Waarom 1.20 meter, was mijn volgend probleem. Geloof me of niet, maar ik heb bij mij thuis tussen twee muren een touw gespannen op 120 centimeter hoogte. En wat bleek? Elke Belg die gemiddeld 1.73 meter groot is, kan zonder grote inspanning over het windscherm naar beneden kijken, de rare dingen die zich er voordoen vaststellen, en een pv opmaken. Onze onbevreesde leiders zijn dus in tegenstelling tot wat alle kranten schrijven, slim. Kwestie is dat de burger geen lichtvaardig oordeel velt en zoals ik de nieuwe wetten en koninklijke besluiten thuis uittest. Ondertussen reinigen de supertankers hun tanks in zee, lozen de vier kerncentrales van Grevelingen, bekend en berucht als “de vier gezusters” hun koelwater in diezelfde zee en nog en nog, maar ja, ik begrijp ook wel dat alles niet in een keer kan gebeuren. Zoveel heb ik wel geleerd dat men beter bestrijdt wat zichtbaar dan wel wat onzichtbaar is.

MAAR GENOEG OVER DIT onderwerp. Zittend aan een feestmaal, kwam het gesprek langs vele omwegen op het klonen van mens en dier. Zoals sommigen zich laten meeslepen door voetbal, Ronde van Frankrijk, Elvis Presley of het gedrag van de vroedmeesterpad, krijg ik niet genoeg van de kloonmogelijkheden. Ik heb hierover reeds vroeger een stuk geschreven, maar ondertussen heeft mijn horizon zich terzake verruimd.

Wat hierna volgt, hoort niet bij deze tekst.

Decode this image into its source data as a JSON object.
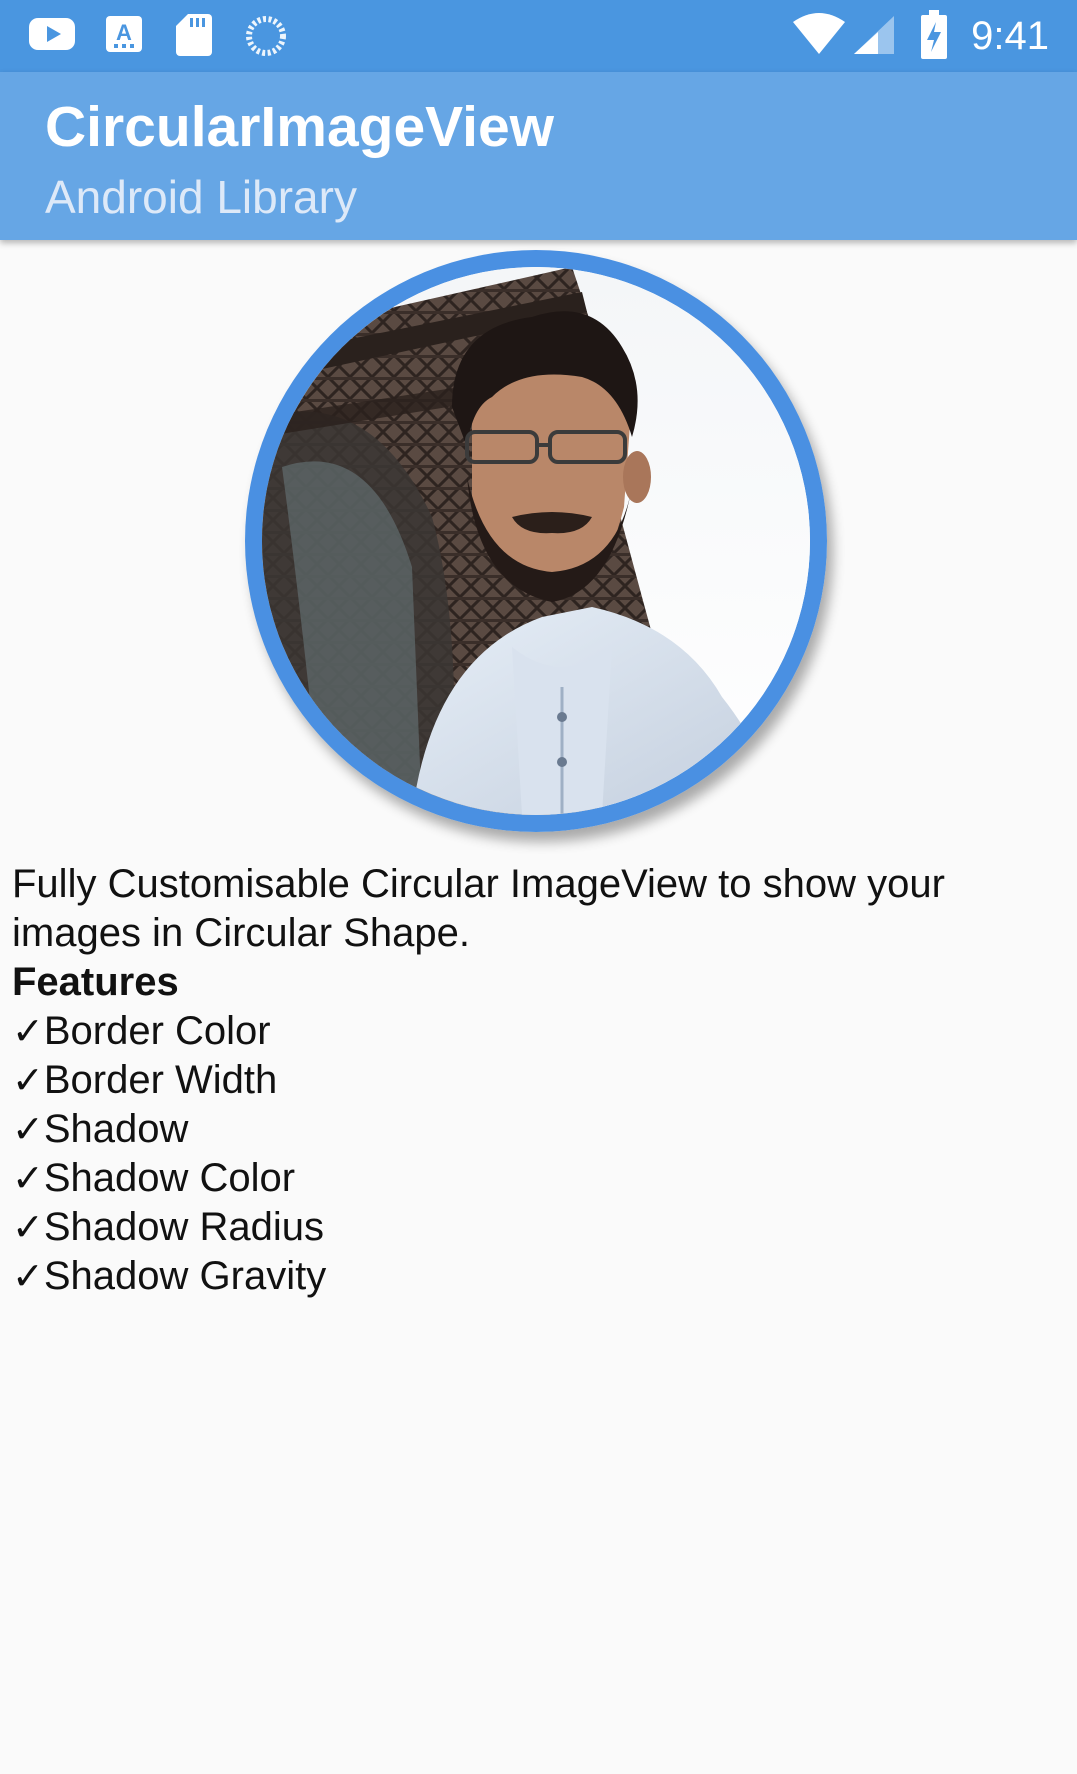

Iedereen was tegen, een uitdaging die ik zonder aarzelen aan mij had laten voorbijgaan, ware ik niet een weinig beneveld door de drank geweest. Reeds bij de opening van het gesprek wees iemand op het klonen van een nieuwe Adolf Hitler. Dit is natuurlijk geen aangename gedachte, maar ik kende in mijn binnenste een handvol mensen die ik ook niet gaarne op onze aardbol weer zou zien verschijnen. Er staan daartegenover tien- en nog eens tienduizenden die welkom zijn op onze planeet.

Wat ik duidelijk wilde maken, was dat wanneer wij onszelf laten dupliceren, wij weten over wie wij het hebben. Wij zijn tenslotte toch experts van onszelf. Zo zouden wij voor onze kloon een cahier kunnen achterlaten met daarin raadgevingen. Ik grijp nu zomaar voor de hand liggende eigen ervaringen; “eet niet te veel chocolade nadat je melktanden gevallen zijn”, “vermijd oogcontact met je leraar als je je les niet kent”, “ga nooit naar de academie van Antwerpen afdeling binnenhuisarchitectuur, en stop nooit je geld in Maxwell-aandelen.”

Naar ik hoor wil iedereen zich toch vereeuwigd zien in zijn nageslacht en is dan het klonen niet de veiligste weg? Al het gekibbel over “hij lijkt op uw vader” of “zij lijkt op haar moeder” stopt dan als bij toverslag.

Ook mijn vriend Guido staat aan mijn zijde. Niet in het minst toen hij onverhoeds binnenviel met het nieuws dat vriend Ludo voor de derde maal in het huwelijksbootje scheep gaat.

“Maar”, opperde ik, “hij is een aartsvader.”

“Zo voelt hij zich niet”, zei Guido. “Hij waagt een ultieme slag naar een groot en machtig nageslacht.”

“Verdorie”, morde ik, “dat maakt dat ik een derde keer met een geschenk moet boven komen.”

“Ter informatie”, zei Guido, “zijn huwelijkslijst ligt bij de apotheker.”